USING inter-corporate investment as a means to ensure corporate control at low cost is a technique which is used the world over and has been especially common in India, where the representative unit of large capital is not a single giant corporation, but a business group. Since the group consists of a large number of legally independent companies controlled by a single decision-making authority in the form of the extended family or "business house", inter-corporate investments have always been an important means of corporate control in the country. However, such investments are financed from the group's own kitty, making it a legitimate beneficiary of any value enhancement that accrues to shareholders as a result of expansion and diversification. What the specific history of VSNL shows is that privatisation makes it possible to make such investments and garner those gains with the aid of public money.
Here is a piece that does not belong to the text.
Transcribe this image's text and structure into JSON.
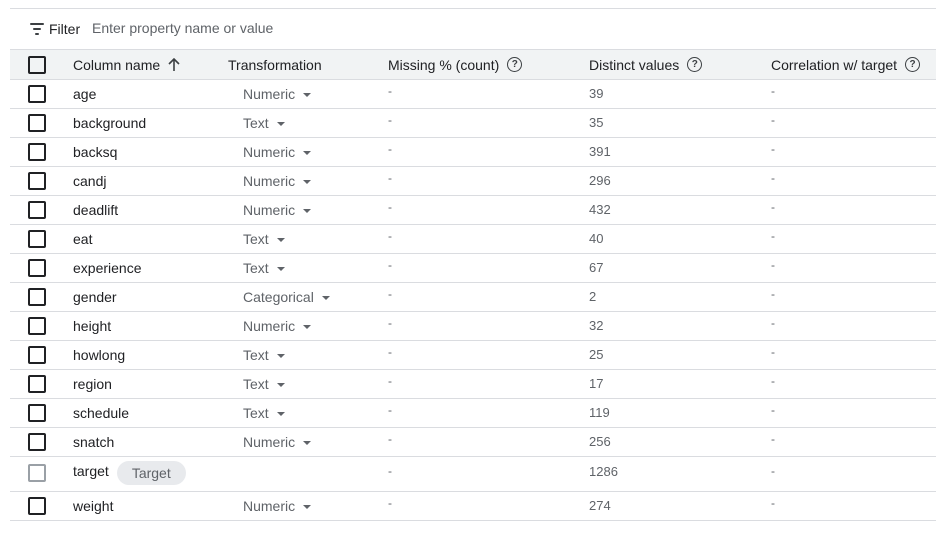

The VSNL board's decision has allowed the Tatas not just to use the inter-corporate investment-for-control technique, but to do so with reserves accumulated by an acquired company prior to acquisition. This reduces costs of control further. The Tatas no doubt had to pay a price to acquire control over VSNL. The group acquired the 25 per cent stake it bought from the government for Rs.1,439 crores. It paid out another Rs.1,151 crores for the additional 20 per cent stake it bought through the open offer route. But in the process it gained control of that part of the accumulated reserves of VSNL which the government had not siphoned out prior to disinvestment. As a result, it has in the first instance been able to convert Rs.1,200 crores of public money into its own money, as it were, and use it to finance an investment which ensures that it directly and indirectly controls a large stake in TTSL that promises huge financial benefits in the future. Looking at it another way, since the group has access to Rs.1,200 crores of 'free money', it has in essence paid only Rs.1,390 crores, and not Rs.2,590 crores as appears in the books, to acquire a 45 per cent controlling stake in a telecommunications major like VSNL.

Obtaining money 'for free' to finance private capital accumulation, through plunder of or unequal exchange with precapitalist economic formations, including in the colonies, was regarded by Marx as one aspect of the process of primitive accumulation in the early phases of capitalist development in the metropolitan centres. Lacking access to such spaces for plunder or markets to denude, capital in ex-colonial, late industrialising societies had to rely on the state as a means to undertake such accumulation at the expense of the rest of the population. In the past, Indian capital has indeed used its influence on government to obtain protection and favours of a kind that allowed it to accumulate surpluses with little effort and at small expense. This was attributed by advocates of liberalisation to the rent-seeking behaviour typical of regulated regimes, and decontrol and deregulation that they argued would do away with such tendencies that promote inefficiency. That is clearly wrong.

What the VSNL-TTSL decision and its implications illustrate is that there is little that is truly transparent about liberalisation, nor is there any gain in terms of a break in the nexus between capital and sections of the state. What liberalisation seems to have done is just to increase the gains that members of that nexus can derive, since the huge assets accumulated over decades by the state with public money can now be "legitimately" put in the service of the private sector.